Help, please!

mps99
mps99 Posts: 2 Member
edited November 2024 in Health and Weight Loss
I've been working out at least 4-5 times a week(3 mile interval runs and weights, about 30 min dedicated to each) and tracking my diet for 1200-1500 cals a day). After a month of being too scared to check the scale, I checked and it was the SAME weight I started with. My family swears they're noticing me looking thinner and I feel it too, especially w/toning but for some reason the number on the scale has not budged. I have lost a lot of weight before on the same regimen but now that I'm almost 80 lbs larger, my weight isn't budging AT ALL. This is super frustrating and I would appreciate any help, suggestions or encouragement.

Replies

  • Rusty740
    Rusty740 Posts: 749 Member
    Your problem is that you didn't regularly get on the scale. You've got to OWN that thing. If you only check the scale once per month you are not getting a good understanding of how your weight fluctuates and you are potentially losing out on two months worth of corrective measures. As an example, if you measure at 200 lbs to start, then 198 lbs in a month, think you're doing ok, then measure 202 lbs in two months, you've just lost two months. If you had weighted daily, you'd know in one week and you could adjust.
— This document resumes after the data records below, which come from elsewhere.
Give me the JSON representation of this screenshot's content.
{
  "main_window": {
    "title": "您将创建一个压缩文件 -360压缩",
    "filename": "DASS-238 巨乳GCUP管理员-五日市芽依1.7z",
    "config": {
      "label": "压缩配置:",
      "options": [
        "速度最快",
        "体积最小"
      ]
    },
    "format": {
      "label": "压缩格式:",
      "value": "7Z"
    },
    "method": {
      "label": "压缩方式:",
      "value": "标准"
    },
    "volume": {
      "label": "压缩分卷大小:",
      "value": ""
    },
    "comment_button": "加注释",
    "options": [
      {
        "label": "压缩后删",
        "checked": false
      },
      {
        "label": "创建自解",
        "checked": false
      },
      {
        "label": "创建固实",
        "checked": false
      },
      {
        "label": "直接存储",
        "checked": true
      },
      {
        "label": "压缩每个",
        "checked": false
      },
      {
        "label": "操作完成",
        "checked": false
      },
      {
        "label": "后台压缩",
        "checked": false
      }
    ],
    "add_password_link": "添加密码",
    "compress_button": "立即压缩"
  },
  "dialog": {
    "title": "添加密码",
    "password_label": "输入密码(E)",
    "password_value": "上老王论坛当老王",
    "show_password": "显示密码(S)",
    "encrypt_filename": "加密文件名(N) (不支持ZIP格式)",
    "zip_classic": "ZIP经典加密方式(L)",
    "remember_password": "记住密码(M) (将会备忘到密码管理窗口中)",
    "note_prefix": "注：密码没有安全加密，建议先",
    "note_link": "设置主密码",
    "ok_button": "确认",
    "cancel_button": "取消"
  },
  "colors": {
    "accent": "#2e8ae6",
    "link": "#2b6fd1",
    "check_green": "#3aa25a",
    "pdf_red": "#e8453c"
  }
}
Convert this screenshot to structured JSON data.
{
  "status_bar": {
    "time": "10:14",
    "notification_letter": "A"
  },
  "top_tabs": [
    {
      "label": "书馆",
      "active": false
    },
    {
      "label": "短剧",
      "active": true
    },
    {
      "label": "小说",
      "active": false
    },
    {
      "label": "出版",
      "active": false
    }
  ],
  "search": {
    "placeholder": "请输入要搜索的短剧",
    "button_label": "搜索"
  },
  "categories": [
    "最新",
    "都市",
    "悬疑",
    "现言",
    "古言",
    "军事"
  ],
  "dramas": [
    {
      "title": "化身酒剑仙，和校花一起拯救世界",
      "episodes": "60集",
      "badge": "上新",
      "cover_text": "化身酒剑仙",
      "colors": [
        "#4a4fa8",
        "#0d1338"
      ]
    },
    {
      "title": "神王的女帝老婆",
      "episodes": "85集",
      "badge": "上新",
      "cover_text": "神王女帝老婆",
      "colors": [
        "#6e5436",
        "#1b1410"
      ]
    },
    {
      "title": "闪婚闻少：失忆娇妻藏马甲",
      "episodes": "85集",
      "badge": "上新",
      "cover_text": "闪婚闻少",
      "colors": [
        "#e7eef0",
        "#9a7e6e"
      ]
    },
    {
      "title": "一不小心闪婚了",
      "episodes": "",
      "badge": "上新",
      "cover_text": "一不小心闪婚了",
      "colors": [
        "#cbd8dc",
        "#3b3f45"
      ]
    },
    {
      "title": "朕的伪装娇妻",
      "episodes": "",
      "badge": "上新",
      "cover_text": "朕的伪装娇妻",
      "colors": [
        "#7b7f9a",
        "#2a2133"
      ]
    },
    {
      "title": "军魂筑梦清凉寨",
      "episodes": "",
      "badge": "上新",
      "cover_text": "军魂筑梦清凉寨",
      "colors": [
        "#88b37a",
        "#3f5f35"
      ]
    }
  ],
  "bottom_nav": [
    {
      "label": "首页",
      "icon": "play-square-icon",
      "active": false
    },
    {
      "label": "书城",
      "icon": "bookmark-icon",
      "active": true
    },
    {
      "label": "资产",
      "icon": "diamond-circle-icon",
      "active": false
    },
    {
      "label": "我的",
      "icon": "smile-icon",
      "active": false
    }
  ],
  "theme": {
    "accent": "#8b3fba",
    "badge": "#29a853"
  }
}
    That scale is your friend, it tells you when to celebrate and when to dig deep.
  • Sashslay
    Sashslay Posts: 136 Member
    malibu927 wrote: »
    Sashslay wrote: »
    I'm no fitness expert but I think you may be gaining muscle mass as your lose fat. So your size would change but the scale wouldn't move. Maybe take your measurements and then wait 2 weeks and measure again. If the scale stays the same but your measurements are smaller you've lost fat but gained muscle.

    Atleast I think that's how it works!

    Nobody gains muscle on 1200 calories.

    OP, it's hard to say because you didn't weigh that entire time. You may have lost five pounds in that time but then gained five pounds of water going into this morning, which would mask your weight loss. Another culprit could be inaccurate logging. Are you using a food scale to weigh everything on? Double-checking the entries you use to be correct? Entering into the recipe builder rather than choosing something "homemade" or "generic" from the database?

    Thanks for clearing that up!
  • JaydedMiss
    JaydedMiss Posts: 4,286 Member
    edited July 2017
    Rusty740 wrote: »
    That scale is your friend, it tells you when to celebrate and when to dig deep.

    I agree with the point but not the wording. Some people who do this freak out over water weight changes and will starve themselves when they see say a 2 pound gain feeling they did something wrong. Yes weigh often, But do it mindfully simply as a way to learn your bodies weight ranges and overall trend. The scale really is a wonderful tool to see what works and what doesnt, And how your body reacts to different foods. Not just weight

  • mps99
    mps99 Posts: 2 Member
    This has been super helpful everyone! Definitely going to implement using the scale more than once a month and cleaning up my diet more. Also, I have noticed that I've gained more muscle, especially in my legs. So I have been putting on muscle contrary to what you'd think. Regardless, super helpful advice guys! Thank you so much!
  • malibu927
    malibu927 Posts: 17,562 Member
    mps99 wrote: »
    This has been super helpful everyone! Definitely going to implement using the scale more than once a month and cleaning up my diet more. Also, I have noticed that I've gained more muscle, especially in my legs. So I have been putting on muscle contrary to what you'd think. Regardless, super helpful advice guys! Thank you so much!

    A female can gain about 1/4-1/2 a pound of muscle a week under optimal conditions, which include a calorie surplus. More than likely the fat that you are losing is revealing the muscle you have.